To All: How many are there of us doing this trip???? I note that JD & WayneD identified their interest. Who are confirmed definites???

YakAtak, Thanks for all your advice and help. Much appreciated.

Cheers, Pete


----------



## YakAtak (Mar 13, 2006)

I'll definitely be there.
Pete, if you are thinking of doing a bit of freshwater fishing, I recommend just getting a yearly SIP for $35 and you can pay for it by CC on the DPI&F site here
https://www.smartservice.qld.gov.au/AQ/ ... m?formID=3
and you can just print it out straight away if you have a printer. 
I don't think they have set sites as such, you can grab a 'barrel' for a fire and put it where you want it. I've see people camped right next to the water near the old swimming bay. That's the go I reckon, nice gentle sloping grassy bank. 
I reckon we all just bring our own tents as no one wants to sleep too close to me. (ask John/fishinswing )
Pete, I'll call you tonight for a chin wag mate.


----------



## FishinDan (Jul 3, 2006)

YakAtak said:


> no one wants to sleep too close to me.


Too right! I'll be sleeping in a locked fourby! :shock:


----------



## Gigantor (Jun 27, 2006)

YakAtak,

Yeah thought about the yearly permit. How many dams can you use it for?
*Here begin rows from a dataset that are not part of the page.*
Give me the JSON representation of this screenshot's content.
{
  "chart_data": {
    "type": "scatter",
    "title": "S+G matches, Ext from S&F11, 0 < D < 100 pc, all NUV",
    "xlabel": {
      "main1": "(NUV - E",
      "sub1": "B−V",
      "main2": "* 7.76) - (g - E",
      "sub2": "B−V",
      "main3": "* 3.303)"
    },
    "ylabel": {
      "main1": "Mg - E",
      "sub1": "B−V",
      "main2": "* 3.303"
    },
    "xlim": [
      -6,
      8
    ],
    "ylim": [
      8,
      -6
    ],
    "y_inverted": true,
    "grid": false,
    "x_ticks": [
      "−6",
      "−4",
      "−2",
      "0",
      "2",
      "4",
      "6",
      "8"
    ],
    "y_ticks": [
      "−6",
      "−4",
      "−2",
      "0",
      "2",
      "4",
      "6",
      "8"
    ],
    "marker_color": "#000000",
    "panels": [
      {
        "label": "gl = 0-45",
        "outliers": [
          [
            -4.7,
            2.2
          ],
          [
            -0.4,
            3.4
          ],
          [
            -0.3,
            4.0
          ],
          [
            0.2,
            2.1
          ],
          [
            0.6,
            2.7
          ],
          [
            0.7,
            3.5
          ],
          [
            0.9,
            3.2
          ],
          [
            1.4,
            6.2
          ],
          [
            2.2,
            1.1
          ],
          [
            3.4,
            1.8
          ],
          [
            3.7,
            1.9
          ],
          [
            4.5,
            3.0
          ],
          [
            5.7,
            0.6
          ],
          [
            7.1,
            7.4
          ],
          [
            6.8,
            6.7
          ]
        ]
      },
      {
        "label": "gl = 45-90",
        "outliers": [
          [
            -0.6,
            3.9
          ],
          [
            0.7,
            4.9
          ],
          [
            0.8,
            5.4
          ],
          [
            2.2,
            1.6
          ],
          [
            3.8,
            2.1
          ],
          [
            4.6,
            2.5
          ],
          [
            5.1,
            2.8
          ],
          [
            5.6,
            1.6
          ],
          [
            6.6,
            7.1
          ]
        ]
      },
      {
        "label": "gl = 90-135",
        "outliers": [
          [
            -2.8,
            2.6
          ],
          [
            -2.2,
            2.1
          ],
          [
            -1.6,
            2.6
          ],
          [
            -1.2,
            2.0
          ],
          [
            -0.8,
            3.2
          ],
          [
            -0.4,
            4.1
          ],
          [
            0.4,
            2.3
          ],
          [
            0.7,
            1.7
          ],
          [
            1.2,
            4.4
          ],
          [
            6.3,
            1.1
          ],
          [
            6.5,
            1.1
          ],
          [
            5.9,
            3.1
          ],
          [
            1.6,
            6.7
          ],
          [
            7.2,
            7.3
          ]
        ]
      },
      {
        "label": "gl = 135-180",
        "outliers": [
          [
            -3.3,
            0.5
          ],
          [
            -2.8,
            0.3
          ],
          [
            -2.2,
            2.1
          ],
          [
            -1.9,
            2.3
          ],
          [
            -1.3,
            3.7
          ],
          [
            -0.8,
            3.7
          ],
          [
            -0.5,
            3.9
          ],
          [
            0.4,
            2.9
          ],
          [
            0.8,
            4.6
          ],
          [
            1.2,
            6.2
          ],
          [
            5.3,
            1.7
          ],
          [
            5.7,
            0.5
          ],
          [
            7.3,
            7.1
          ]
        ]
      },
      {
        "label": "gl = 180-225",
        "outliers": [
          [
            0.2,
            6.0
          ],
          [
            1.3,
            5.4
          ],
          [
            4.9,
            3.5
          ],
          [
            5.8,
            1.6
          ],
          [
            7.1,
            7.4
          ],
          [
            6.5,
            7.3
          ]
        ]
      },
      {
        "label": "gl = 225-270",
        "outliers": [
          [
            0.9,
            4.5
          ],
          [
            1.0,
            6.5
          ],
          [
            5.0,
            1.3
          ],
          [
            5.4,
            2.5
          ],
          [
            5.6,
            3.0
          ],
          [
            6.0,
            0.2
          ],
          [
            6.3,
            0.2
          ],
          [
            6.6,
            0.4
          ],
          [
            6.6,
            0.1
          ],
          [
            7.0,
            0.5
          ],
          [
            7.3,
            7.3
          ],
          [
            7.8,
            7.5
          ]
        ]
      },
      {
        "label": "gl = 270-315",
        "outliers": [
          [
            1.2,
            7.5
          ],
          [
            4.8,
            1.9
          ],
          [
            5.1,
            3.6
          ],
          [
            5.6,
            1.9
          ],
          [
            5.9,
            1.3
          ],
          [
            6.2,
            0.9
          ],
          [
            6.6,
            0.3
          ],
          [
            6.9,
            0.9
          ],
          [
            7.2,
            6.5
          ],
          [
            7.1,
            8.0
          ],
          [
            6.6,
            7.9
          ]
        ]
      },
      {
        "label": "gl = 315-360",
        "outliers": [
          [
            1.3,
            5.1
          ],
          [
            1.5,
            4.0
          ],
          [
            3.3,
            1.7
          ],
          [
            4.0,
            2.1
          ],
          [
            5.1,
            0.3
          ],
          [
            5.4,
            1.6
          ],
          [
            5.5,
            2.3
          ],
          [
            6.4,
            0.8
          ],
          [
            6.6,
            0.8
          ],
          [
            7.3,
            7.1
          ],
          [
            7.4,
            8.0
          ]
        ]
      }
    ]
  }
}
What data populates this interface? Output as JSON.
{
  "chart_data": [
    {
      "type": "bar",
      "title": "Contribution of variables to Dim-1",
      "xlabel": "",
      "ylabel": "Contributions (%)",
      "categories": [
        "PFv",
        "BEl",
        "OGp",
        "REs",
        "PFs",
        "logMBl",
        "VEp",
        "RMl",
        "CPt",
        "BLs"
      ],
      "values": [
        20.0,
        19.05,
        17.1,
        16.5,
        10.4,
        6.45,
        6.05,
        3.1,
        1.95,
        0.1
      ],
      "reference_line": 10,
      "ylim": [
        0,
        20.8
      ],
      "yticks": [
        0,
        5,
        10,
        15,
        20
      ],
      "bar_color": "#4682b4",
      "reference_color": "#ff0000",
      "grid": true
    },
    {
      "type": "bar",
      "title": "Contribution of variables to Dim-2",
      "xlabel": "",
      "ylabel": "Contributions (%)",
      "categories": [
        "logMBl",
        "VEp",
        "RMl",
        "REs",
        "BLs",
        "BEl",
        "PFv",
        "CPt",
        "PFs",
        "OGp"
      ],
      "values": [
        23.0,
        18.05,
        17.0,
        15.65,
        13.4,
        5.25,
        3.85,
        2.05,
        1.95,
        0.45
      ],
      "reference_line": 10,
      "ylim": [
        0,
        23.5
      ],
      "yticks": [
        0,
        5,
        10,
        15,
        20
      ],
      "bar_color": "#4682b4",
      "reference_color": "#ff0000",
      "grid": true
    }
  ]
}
I was originally a license holder at North Pine Dam (Lake Samsonvale) until they shut it down when the water level got too low. So really have been playing in the salt since.

The camping arrangement sounds fine to me. Will bring a tent for myself. I just hope the walls are sufficent to sheld me from your noise? Might also bring some ear-plugs.

No worries. Talk to ya tonite. Do you want my landline number? Want to make sure I bring appropriate tackle.

Cheers,

Pete


----------



## YakAtak (Mar 13, 2006)

mobile is fine mate, if it drags on too much well we'll see 

Re: Dams covered by SIP, go to the link in my earlier post and click on the link that says "Fishing in Qld dams? You need a Permit." and it lists all the dams that it covers.


----------



## Gigantor (Jun 27, 2006)

alrighty then.

Done.


----------



## mojofunk (Nov 1, 2006)

hey guys

im also interested.

The somerset idea sounds great but I would love to fish the river some time.


----------



## WayneD (Jul 11, 2006)

The weekend in question might be a struggle for me guys. Spending 4 days on Lenthalls the weekend before. Will ask SWMBO for some "Wayne time". Overnighter unlikely but maybe early Sunday OK.


----------



## YakAtak (Mar 13, 2006)

OK, this trip needs a thread of it's own, I'll have a crack at it tonight. The brisbane river trip is definitely a go at some stage too, just may require a bit of recon to sort out the best location and camp site if required.


----------